So, you thought you were done?
Have you ever been in situations before and heard yourself say ” I sure thought I was done with that!” Well, I hear many survivors with the same response when they complete their cancer treatment. This time in their cancer journey seems to be one of the hardest for many survivors and is a time that often triggers depression. It’s especially hard because well-meaning loved ones and friends are so happy that their friend is doing better and in a very different place. I hear many survivors say that have feelings of confusion and guilt and cannot celebrate this important milestone. A survivor recently described this well by saying that cancer doesn’t end when treatment does. This is especially true when a survivor has a cancer that recurs frequently. (We’ll talk more about this in a later post).

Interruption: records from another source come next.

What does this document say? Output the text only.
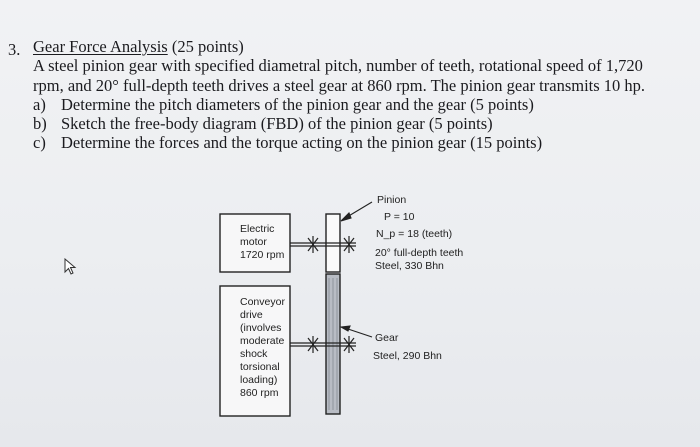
3. Gear Force Analysis (25 points)
A steel pinion gear with specified diametral pitch, number of teeth, rotational speed of 1,720
rpm, and 20° full-depth teeth drives a steel gear at 860 rpm. The pinion gear transmits 10 hp.
a) Determine the pitch diameters of the pinion gear and the gear (5 points)
b) Sketch the free-body diagram (FBD) of the pinion gear (5 points)
c) Determine the forces and the torque acting on the pinion gear (15 points)
Electric
motor
1720 rpm
Conveyor
drive
(involves
moderate
shock
torsional
loading)
860 rpm
Pinion
P = 10
N_p = 18 (teeth)
20° full-depth teeth
Steel, 330 Bhn
Gear
Steel, 290 Bhn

So, what gives? How can we manage this difficult time? As with most situations, there is no one way to handle this but there are resources available to make it better. Think of this time as a bridge or transition period and recognize it will be full of ups and downs. Probably the first thing I encourage survivors to do is to take a moment and try to objectively evaluate your feelings. Trusted friends can be great in helping us do this. Meeting with a caring professional can also be a great help. At our cancer support center, we have therapists available to help. My friend, Terry, organized an organization called ACT (After Cancer treatment http://www.meetup.com/After-Cancer-Treament/) which supports survivors in transition by offering activity based healing support. I have participated in a bimonthly support group and this has been a huge support for me. These are just some examples of ways to make this very difficult time one of healing for your body and soul.
Have you experienced a time that your end of treatment wasn’t “The End?”